Thursday, August 21, 2008

Breaking SharePoint: Lists.GetListItems via XML Corruption

So inconvienently timed after a production release, we started getting errors on all of our XML-running processes -- from the RSS builder to a search-appliance index file. The index file was thankfully generated by a batch job and was logging out an error to the effect of "hexadecimal value 0x0B, is an invalid character" from, astoundingly, a call to the Lists web service (against GetListItems, which returns an XmlNode).

I am utterly amazed to report that it wasn't lying.

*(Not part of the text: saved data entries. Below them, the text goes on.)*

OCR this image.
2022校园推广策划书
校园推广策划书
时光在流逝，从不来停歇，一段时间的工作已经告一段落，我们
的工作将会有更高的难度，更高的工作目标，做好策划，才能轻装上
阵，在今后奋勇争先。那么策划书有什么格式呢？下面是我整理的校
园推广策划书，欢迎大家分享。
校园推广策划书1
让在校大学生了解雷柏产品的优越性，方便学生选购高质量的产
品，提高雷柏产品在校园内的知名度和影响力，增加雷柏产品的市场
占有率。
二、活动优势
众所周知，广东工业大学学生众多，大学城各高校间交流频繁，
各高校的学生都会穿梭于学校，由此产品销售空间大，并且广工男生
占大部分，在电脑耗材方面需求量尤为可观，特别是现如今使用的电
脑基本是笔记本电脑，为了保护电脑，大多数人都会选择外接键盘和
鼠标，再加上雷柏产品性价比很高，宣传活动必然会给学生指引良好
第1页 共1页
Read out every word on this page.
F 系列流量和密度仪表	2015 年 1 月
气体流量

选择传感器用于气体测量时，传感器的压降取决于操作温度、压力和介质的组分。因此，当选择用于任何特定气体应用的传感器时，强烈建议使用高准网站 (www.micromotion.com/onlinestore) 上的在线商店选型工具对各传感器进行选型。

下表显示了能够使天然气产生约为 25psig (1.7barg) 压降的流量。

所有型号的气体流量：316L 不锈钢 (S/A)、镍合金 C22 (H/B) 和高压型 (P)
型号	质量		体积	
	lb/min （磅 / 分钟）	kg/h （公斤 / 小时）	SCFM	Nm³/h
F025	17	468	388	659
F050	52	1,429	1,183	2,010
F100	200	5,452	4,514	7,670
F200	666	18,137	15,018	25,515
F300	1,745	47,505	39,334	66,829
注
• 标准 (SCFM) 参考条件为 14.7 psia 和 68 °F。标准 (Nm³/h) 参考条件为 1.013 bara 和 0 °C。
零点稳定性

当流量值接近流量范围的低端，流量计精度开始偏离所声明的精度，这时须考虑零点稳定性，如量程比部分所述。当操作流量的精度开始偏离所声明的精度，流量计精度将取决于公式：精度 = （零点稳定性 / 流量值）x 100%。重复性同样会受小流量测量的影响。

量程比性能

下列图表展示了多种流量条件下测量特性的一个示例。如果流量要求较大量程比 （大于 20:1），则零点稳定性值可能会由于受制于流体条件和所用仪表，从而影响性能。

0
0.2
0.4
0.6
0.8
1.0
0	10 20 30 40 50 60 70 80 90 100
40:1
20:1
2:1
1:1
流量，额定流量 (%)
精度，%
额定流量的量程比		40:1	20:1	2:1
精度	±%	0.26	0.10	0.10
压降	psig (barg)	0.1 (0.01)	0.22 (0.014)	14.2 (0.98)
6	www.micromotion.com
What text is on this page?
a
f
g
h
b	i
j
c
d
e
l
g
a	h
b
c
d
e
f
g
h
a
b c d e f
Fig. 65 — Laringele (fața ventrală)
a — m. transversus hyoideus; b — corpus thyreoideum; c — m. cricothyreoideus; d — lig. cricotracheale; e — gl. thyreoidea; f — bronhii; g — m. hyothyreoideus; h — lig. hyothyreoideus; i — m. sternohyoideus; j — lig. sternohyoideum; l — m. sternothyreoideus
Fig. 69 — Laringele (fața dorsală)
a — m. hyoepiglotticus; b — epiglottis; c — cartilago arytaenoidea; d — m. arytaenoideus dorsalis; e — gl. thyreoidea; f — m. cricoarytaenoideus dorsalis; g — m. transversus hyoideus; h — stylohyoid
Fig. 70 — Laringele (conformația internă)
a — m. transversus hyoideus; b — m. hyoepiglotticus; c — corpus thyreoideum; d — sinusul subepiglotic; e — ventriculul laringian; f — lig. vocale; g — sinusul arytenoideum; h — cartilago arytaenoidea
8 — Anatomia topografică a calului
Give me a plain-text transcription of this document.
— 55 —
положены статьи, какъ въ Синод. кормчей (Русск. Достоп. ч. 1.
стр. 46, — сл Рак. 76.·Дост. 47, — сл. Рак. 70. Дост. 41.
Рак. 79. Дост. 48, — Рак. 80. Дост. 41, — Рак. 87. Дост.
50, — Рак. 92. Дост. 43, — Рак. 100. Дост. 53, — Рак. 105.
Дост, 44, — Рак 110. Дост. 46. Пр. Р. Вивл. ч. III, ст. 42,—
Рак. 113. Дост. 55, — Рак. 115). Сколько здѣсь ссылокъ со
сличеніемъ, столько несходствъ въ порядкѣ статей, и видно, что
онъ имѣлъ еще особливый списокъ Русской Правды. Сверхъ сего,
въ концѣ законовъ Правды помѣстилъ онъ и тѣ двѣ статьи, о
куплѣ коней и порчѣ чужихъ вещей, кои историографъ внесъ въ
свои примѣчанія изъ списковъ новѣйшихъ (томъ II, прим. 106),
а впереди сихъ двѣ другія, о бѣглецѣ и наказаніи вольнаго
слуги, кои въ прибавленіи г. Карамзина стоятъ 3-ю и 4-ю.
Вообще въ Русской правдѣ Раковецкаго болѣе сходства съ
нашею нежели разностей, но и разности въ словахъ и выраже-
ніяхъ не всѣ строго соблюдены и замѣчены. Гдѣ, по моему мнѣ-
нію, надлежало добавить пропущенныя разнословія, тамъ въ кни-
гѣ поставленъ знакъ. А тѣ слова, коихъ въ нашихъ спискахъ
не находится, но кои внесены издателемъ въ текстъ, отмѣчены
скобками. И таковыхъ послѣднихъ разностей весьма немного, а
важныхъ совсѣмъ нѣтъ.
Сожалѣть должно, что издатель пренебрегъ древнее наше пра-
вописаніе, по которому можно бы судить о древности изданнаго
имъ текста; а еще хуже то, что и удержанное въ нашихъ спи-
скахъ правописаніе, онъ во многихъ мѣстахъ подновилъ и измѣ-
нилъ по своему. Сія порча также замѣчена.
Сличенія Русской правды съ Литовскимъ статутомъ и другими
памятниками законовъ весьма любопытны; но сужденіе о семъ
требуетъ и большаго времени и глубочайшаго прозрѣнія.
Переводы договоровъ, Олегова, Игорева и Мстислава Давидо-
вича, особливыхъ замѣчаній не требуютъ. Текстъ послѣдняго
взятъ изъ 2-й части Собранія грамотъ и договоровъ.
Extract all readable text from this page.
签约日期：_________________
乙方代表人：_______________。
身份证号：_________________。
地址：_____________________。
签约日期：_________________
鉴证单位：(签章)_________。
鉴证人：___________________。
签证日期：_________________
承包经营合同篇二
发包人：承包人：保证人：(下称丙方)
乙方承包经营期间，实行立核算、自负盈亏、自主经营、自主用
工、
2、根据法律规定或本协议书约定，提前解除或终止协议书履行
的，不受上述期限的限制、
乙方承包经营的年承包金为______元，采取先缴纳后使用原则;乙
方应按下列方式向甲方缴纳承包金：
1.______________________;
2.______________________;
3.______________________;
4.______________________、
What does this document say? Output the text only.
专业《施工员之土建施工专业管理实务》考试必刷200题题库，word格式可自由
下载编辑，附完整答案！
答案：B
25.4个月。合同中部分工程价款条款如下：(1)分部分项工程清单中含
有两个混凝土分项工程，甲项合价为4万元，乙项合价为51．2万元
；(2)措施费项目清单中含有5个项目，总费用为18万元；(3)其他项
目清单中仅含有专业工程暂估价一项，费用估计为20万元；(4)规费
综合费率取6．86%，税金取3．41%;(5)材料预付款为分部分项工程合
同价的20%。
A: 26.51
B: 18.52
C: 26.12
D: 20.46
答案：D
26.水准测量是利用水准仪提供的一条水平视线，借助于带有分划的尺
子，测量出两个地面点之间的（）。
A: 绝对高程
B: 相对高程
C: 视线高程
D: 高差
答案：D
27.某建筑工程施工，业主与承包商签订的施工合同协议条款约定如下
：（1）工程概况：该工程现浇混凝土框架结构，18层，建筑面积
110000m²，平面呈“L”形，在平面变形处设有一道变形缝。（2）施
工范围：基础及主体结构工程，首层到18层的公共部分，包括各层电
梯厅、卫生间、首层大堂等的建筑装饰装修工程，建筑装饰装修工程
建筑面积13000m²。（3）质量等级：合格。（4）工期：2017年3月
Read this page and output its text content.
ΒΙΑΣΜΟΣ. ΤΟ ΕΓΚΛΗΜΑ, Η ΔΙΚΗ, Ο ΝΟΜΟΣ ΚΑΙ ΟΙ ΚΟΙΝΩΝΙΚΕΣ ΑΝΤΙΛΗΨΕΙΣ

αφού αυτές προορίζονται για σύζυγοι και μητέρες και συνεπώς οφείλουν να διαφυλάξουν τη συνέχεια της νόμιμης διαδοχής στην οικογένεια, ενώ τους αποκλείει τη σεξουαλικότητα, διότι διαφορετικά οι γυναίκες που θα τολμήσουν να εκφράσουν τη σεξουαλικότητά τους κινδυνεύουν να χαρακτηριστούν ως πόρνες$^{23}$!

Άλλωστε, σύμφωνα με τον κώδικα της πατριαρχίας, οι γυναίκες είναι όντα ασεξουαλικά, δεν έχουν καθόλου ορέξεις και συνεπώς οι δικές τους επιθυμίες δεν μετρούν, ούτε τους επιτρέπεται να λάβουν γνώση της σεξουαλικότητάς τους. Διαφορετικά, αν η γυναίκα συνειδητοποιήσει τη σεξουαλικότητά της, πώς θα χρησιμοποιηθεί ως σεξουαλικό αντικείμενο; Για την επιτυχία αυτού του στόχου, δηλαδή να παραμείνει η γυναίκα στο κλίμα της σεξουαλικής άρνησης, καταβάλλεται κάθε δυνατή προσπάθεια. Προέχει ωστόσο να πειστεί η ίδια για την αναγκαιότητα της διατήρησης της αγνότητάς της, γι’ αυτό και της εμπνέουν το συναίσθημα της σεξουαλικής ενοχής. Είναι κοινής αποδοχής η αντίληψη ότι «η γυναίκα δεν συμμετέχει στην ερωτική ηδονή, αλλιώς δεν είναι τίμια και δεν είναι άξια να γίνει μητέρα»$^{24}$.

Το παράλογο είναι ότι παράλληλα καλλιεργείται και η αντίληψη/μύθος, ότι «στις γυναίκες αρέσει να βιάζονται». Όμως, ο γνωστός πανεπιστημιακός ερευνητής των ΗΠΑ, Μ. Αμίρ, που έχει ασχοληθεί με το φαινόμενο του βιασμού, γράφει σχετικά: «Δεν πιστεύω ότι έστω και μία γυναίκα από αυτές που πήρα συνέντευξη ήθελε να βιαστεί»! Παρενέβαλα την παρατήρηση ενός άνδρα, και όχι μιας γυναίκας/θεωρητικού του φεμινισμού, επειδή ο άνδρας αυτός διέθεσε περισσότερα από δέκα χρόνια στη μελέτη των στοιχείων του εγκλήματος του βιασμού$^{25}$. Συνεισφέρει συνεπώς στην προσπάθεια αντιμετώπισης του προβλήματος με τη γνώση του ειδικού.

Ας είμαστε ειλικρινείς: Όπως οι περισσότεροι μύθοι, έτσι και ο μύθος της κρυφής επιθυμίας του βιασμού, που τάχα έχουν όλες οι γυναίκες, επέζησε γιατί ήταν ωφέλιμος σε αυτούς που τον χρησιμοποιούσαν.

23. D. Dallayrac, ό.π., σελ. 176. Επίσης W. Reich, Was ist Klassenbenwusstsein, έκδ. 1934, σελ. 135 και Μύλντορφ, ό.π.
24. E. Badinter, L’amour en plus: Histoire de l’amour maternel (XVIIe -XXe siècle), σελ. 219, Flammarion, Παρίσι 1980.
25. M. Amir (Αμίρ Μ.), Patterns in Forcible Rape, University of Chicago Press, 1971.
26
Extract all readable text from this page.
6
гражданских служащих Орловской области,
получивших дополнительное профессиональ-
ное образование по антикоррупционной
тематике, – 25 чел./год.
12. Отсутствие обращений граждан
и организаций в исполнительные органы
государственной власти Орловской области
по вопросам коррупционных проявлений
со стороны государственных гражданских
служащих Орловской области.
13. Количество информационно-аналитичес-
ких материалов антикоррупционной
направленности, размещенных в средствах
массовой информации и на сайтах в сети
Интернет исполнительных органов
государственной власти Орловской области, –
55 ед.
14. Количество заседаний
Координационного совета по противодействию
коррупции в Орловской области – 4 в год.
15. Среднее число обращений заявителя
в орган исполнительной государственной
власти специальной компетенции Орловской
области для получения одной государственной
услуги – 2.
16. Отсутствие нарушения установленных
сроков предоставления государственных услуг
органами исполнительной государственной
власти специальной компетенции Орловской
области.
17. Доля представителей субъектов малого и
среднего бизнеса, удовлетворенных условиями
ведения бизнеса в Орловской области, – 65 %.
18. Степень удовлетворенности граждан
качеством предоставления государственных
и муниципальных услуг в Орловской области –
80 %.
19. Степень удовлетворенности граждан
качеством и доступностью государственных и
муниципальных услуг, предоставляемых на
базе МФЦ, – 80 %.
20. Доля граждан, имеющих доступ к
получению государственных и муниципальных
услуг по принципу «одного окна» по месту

What happened was a user uploaded a document with a "vertical tab" -- that's ASCII #11, or 0x0B, in the title and every request we made of MOSS resulted in that vertical tab going into the XML which is something that System.Xml apparently just can't handle. I can't really blame System.Xml on that count. But I have no qualms about blaming SharePoint -- it takes the metadata, ignores the known-XML-invalid characters, saves them to a database that we really just need to stay the heck away from, and then kills any XML-based request (including its own) for that data, usually without clear reason because data is requested in batches and any property corruption will result in this kind of obtuseness being the only thing the Black Box spits out of its foul heart.

So there are two lessons here: First, don't trust SharePoint to validate your users' data. And therefore, second, don't discount the possibility that SharePoint will have functions and functionality that seems to spontaneously choke and die based on user-input data.

I honestly cannot believe the amount of money we've effectively burned trying to use SharePoint because it is a vendor-supplied platform as opposed to just having a couple of senior devigners build something from the ground up. (But I freely admit that this is following on the heels of searches for something along the lines of "IT+Fortune500" not returning the data because the search engine was treating + as a word breaker and then treating IT as "it" which is just a noise word to be discarded, so the search was really just looking for Fortune500 and thus returning stuff like "Fortune500 Rainbows" and "Bunnies and Fortune500 Flowers" and, more importantly, working as intended by the vendor.)

1 comment:

Think's World said...

We stumpled upon the same problem in our testing and live environment. Although the special character in our case was a soft return and it was not placed in the title of the document but in a part of the content which appeared in the summary of the search result.